1. Finished the ER rando run by pivoting to the ever-reliable blasphemous blade. I tried to deal with Fire Dragonkin+Placidusax with rot daggers and the ornamental straight swords, but it just wasn’t happening. Farum Azula was a breeze, with Godskin Horah Loux, Field Trip Rennala and Fire Giant. Godskin Duo replaced Gideon Ofnir (continuing the theme of duo fights in that arena), which also wasn’t much of a challenge.

    Unfortunately, Gideon had moved one step ahead as the first phase of Godfrey/HL, followed by Mohg, Lord of Blood. Two of my least favourite fights, but blasphemous blade prevailed.

    I was getting pretty tired of the rando at this point, but my patience was rewarded when Leonine Misbegotten of the Golden Order was followed not only by Elden Apostle, but also Elden Noble, resulting in a four-phase final boss fight culminating in the dramatic defeat of… Elden Snail.

  2. First Elden Ring randomiser attempt highlights so far:

    Started out with dual rot daggers, quickly found Ornamental straight swords, Millicent’s Prosthetic and consecutive attack tear for a no-brainer dex build

    Malenia, the Fell Omen. I’m good at the Malenia fight… in her arena, with a level 125 character. Stormveil is off-limits for most of the game, but it doesn’t prevent progress.

    First hard wall was Valiant Gargoyles, The First Elden Lord. Their poison clouds can almost fill the entire arena. Eventually got them with Death’s Poker and a +10 Mimic Tear, well-supplied with rotten meat dumplings for healing.

    Smooth sailing through the underground and mountaintops until Fire Giant turned out to be ice lightning dragonkin into Placidusax. Time for a break, I’ll figure out how to deal with them later. Maybe dig out the rot daggers again…

  3. Completed thomaswasalone.com. It’s a really beautiful game — perfect narrative, perfect gameplay, wonderful voice acting, excellent music.

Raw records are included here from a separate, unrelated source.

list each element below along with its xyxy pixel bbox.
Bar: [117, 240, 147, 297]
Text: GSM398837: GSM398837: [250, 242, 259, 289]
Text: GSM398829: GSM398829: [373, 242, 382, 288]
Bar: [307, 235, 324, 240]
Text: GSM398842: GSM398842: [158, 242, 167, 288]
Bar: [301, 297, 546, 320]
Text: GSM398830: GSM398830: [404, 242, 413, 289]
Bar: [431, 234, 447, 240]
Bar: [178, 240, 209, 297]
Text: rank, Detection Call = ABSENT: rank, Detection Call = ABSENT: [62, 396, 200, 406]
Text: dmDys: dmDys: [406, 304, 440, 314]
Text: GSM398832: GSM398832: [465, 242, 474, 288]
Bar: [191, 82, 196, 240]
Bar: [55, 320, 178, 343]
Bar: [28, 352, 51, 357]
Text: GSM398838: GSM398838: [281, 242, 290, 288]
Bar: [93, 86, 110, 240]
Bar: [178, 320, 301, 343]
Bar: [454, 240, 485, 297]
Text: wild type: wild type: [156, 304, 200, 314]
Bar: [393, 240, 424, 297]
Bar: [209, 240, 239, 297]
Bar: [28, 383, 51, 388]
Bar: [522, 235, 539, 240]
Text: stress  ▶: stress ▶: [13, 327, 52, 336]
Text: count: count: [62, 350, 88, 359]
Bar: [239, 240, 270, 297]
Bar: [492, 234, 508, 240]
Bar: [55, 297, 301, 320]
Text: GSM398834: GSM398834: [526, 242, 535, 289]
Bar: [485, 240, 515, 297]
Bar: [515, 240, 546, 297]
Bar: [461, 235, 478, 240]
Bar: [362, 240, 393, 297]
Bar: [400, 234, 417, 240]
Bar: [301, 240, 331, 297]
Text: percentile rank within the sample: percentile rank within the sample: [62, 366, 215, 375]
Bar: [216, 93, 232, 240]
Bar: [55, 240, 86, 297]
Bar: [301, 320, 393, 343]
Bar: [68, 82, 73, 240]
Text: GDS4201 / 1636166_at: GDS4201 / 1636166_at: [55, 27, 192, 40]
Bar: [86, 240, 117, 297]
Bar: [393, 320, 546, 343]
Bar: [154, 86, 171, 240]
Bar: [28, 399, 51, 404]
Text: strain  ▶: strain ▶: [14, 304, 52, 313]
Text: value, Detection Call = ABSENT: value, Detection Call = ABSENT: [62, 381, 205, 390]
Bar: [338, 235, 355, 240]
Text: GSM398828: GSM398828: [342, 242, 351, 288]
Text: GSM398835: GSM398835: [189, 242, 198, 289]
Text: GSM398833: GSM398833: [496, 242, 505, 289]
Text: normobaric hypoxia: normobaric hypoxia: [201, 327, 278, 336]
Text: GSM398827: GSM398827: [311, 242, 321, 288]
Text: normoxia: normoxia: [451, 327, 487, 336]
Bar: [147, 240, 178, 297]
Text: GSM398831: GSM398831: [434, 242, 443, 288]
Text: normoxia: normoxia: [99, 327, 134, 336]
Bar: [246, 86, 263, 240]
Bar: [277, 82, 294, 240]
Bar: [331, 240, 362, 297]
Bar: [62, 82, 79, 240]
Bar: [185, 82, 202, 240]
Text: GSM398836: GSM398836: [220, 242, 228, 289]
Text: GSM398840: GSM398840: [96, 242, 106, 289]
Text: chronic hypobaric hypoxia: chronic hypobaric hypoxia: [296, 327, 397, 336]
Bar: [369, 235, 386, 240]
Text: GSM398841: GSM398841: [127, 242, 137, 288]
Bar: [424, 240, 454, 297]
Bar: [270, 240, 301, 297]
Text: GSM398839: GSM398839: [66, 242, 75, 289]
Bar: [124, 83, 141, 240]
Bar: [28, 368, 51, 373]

    Most multi-character co-op games simply treat the different characters as providing different abilities, but Thomas Was Alone creates meaningful, believable relationships between them, despite them being non-marked, non-emoting rectangles. I enjoyed it even more than Home Sheep Home (the iOS Shaun the Sheep game), which is saying something (I was in the Game Centre top 5% for HSH2 for quite some time).

    Another plus: it can be scaled up to retina-display resolution, making those rectangles extremely crisp despite the subtle tilt placed on every level.